消費が今ひとつ盛り上がらないと言われる中で、大阪がひとり気を吐いている。
日本百貨店協会が1月23日に発表した全国百貨店売上高(店舗数調整後)では、大阪地区の売り上げが前年同月比12カ月連続でプラスを続け、2017年1月から12月の累計では、6.6%の増加となった。
全国平均は0.1%の増加だったから、そのすさまじさが分かる。ちなみに東京は0.5%増、名古屋は0.4%減だった。
大阪の百貨店売り上げは2017年1月から前年同月比プラスに転じ、6月には同7.3%増、9月には13.9%増を記録するなど、好調ぶりが目立った。
この結果、百貨店売上高全体に占める大阪地域の割合は13.6%にまで上昇、東京の27.0%に次ぐ規模に。東京の「10分の1経済」などといわれて久しいが、百貨店売り上げだけで見る限り「商都復活」といった趣きなのだ。
ずばり、外国人観光客による「インバウンド消費」の急増が百貨店の売上増に直結している。
産経新聞が大阪観光局の推計として報じたところによると、2017年に大阪府を訪れた訪日外国人客は1100万人。その消費額は1兆1731億円にのぼったという。消費額は3年前に比べて4倍になったというから、大阪の消費底上げに大きく貢献している。
日本政府観光局(JNTO)の推計による日本全体での訪日外国人は、2017年1年間で2869万人だったので、3人に1人が大阪を訪れた計算になる。

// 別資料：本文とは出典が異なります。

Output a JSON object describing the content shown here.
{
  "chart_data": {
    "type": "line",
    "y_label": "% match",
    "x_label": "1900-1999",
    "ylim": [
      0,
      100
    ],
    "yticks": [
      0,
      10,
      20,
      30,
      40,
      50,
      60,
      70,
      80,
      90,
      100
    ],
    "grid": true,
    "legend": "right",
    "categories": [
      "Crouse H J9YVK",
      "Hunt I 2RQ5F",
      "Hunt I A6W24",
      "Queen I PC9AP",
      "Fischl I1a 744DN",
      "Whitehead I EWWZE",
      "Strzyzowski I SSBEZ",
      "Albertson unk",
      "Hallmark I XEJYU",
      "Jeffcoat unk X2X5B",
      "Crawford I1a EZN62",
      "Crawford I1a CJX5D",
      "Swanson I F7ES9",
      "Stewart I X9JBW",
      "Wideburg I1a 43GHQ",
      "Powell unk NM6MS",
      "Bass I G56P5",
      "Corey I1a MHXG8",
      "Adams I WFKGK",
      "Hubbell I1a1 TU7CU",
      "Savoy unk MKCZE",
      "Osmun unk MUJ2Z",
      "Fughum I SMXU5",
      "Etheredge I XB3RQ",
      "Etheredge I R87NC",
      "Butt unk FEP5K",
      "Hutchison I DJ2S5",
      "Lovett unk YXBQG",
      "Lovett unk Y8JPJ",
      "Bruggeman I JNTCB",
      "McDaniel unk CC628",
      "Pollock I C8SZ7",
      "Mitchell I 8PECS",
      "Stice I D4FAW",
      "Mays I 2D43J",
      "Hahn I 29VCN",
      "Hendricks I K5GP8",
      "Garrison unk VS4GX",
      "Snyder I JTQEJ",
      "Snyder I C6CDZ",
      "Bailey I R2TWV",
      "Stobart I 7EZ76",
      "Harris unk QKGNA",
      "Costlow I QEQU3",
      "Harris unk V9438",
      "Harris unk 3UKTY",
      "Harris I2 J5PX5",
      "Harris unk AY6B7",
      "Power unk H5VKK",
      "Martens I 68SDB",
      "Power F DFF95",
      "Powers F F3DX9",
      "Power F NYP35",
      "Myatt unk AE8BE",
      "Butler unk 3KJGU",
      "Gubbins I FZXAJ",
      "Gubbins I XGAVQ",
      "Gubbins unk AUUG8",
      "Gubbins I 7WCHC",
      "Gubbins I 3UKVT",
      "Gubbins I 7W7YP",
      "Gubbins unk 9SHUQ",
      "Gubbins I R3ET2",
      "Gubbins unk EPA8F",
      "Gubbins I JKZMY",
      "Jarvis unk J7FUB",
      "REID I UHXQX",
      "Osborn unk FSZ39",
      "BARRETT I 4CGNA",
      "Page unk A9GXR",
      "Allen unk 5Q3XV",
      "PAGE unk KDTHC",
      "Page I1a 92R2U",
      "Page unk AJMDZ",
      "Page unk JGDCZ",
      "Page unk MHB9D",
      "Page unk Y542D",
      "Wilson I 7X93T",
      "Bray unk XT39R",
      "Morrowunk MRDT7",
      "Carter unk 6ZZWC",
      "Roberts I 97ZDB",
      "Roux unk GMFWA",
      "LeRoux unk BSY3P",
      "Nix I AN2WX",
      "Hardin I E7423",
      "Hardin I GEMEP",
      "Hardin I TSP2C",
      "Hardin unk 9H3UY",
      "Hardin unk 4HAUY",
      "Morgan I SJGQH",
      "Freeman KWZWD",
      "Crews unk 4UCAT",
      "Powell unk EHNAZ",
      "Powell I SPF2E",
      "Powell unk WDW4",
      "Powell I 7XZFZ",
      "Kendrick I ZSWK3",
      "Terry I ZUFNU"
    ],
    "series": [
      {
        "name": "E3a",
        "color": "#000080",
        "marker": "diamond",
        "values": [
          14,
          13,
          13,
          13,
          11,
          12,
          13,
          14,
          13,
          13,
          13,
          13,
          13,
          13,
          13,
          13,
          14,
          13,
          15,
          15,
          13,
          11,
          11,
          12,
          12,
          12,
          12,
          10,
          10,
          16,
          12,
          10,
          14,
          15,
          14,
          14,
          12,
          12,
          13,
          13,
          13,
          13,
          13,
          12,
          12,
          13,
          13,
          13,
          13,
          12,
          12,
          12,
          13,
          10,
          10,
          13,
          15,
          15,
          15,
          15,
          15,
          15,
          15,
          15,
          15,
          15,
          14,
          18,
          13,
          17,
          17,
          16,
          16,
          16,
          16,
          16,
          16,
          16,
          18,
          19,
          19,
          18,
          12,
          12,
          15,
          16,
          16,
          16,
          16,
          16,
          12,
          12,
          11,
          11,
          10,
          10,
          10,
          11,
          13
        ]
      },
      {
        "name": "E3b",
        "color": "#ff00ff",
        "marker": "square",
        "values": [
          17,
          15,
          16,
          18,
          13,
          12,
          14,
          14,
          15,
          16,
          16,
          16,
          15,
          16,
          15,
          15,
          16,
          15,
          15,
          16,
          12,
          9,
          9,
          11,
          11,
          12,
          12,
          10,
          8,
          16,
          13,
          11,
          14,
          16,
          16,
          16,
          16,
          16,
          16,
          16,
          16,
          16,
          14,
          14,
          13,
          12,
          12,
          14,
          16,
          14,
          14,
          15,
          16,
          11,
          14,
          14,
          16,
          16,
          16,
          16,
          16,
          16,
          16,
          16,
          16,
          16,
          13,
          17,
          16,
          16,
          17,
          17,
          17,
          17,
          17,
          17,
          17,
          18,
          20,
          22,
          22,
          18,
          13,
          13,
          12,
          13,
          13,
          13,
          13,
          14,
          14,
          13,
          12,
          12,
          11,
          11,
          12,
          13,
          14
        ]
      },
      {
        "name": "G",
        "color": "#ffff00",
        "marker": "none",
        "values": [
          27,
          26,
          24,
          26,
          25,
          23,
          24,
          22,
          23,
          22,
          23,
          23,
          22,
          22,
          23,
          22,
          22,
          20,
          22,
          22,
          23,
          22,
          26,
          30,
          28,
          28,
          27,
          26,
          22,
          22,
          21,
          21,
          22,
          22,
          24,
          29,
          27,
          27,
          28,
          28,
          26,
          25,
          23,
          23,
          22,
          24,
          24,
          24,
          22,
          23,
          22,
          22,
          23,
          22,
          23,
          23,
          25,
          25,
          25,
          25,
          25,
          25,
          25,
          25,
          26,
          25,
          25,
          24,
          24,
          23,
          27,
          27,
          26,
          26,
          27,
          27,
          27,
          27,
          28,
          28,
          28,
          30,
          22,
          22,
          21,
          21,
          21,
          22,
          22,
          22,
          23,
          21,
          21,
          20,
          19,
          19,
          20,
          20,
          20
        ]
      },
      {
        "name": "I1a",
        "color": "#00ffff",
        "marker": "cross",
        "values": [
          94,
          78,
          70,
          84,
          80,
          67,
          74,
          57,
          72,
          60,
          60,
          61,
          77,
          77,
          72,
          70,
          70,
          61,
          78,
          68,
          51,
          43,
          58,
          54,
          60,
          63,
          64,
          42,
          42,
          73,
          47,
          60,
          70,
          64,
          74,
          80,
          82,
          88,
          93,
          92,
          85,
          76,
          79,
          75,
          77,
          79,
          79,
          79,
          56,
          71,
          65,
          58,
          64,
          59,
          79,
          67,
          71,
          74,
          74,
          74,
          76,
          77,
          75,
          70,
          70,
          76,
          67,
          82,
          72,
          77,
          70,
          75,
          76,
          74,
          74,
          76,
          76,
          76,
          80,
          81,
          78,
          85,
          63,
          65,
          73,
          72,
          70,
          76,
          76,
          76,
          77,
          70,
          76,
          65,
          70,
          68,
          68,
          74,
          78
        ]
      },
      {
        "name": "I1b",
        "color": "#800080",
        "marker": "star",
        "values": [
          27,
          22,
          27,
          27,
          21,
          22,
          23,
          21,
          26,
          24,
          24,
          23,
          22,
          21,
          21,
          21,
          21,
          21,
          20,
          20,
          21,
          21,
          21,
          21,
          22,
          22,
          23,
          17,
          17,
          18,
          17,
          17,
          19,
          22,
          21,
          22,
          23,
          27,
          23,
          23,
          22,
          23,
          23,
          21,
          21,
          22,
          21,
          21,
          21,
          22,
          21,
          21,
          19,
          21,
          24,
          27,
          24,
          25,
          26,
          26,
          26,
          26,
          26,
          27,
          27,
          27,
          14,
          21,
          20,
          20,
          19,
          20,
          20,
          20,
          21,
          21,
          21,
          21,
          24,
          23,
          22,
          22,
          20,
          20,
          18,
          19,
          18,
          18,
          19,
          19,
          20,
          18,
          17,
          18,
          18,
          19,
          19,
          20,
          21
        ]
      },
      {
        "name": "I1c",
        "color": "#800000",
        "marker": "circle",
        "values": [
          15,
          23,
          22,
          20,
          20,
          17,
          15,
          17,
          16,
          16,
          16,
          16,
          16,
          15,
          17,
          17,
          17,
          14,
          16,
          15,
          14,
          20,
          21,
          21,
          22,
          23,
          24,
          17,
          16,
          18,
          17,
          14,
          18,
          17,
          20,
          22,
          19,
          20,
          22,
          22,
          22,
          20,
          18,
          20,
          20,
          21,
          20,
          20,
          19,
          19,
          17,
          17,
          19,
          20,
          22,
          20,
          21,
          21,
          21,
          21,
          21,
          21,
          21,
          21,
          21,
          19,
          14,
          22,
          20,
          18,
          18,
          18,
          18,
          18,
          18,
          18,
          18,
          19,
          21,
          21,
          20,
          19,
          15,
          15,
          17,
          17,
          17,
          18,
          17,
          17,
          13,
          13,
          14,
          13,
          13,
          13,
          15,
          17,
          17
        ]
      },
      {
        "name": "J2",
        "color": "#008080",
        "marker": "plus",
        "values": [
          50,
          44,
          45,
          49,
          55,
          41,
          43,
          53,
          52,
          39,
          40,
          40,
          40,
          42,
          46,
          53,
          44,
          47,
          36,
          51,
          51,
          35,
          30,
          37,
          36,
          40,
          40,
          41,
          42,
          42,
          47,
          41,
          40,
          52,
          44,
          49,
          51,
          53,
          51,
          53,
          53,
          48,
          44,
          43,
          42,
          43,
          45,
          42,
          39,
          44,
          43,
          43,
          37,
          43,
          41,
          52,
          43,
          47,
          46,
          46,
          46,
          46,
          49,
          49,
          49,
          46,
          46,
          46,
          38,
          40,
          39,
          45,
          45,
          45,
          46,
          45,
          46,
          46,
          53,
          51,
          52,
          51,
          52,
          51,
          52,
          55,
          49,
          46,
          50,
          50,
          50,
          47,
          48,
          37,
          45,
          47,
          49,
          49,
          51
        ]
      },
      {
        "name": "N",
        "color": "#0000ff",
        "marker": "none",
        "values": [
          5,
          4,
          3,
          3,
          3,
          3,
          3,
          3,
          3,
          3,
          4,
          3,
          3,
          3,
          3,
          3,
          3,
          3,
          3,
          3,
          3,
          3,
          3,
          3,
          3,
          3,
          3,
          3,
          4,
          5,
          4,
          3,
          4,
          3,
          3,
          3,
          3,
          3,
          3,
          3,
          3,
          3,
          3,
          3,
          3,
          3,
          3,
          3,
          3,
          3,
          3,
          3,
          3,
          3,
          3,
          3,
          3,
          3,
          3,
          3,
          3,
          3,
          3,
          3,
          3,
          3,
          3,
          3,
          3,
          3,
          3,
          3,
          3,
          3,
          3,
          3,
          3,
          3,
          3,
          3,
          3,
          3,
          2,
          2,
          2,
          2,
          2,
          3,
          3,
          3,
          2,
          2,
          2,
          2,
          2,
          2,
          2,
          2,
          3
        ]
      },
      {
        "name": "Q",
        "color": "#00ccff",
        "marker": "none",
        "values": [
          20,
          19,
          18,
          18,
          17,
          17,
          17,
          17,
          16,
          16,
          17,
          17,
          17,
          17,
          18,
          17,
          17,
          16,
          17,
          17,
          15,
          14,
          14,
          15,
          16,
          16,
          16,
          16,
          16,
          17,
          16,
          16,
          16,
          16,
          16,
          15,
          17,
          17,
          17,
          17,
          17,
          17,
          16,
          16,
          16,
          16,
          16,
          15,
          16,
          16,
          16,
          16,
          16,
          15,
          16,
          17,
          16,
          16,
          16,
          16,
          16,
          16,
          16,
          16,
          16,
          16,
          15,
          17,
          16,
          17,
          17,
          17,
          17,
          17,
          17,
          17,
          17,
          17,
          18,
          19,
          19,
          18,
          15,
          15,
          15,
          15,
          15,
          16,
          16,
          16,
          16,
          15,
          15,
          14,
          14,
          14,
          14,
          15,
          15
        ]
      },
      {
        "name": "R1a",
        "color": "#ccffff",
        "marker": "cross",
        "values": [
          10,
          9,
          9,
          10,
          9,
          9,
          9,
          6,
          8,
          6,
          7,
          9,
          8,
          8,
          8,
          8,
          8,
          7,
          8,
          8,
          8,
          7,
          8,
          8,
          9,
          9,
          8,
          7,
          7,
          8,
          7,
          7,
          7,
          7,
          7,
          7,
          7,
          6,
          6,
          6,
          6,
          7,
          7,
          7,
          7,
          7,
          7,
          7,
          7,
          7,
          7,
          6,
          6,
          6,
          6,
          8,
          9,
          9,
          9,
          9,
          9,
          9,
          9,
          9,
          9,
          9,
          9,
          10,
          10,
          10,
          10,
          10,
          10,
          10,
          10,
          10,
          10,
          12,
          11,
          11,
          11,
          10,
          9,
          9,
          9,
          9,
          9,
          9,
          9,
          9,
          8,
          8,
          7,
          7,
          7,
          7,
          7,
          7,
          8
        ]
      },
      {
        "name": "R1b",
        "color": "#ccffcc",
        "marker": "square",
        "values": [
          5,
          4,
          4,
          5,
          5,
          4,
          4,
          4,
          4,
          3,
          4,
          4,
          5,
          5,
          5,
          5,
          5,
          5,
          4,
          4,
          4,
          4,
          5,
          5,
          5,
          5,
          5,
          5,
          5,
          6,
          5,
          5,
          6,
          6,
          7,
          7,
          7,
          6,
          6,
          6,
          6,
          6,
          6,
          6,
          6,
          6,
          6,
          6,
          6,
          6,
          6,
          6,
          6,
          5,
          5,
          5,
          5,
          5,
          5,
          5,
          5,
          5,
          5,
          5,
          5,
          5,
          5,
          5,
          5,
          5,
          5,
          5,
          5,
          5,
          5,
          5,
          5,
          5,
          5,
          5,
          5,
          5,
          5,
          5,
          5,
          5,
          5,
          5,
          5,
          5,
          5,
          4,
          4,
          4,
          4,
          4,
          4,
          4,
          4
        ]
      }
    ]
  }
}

訪日外国人とくに中国人によるインバウンド消費が、日本の消費を下支えしているのは間違いないが、なぜ、大阪なのか。
ひとつは「足の便」。
関西国際空港に格安航空会社(LCC)専用のターミナルができるなど、LCC便の数が大きく増えたことが背景にあるとみられる。また、香川・高松空港など周辺の空港でもチャーター便などの発着増が増えており、周遊客が大阪を訪れやすくなっているとみられる。
だが、一方で、人数増だけでは説明ができない点もある。地域別百貨店売上高の年間データで、大阪以外の関西エリアの業績がパッとしないのである。京都は0.1%減だし、神戸に至っては9.4%減である。やはり「大阪」人気が盛り上がっているのだ。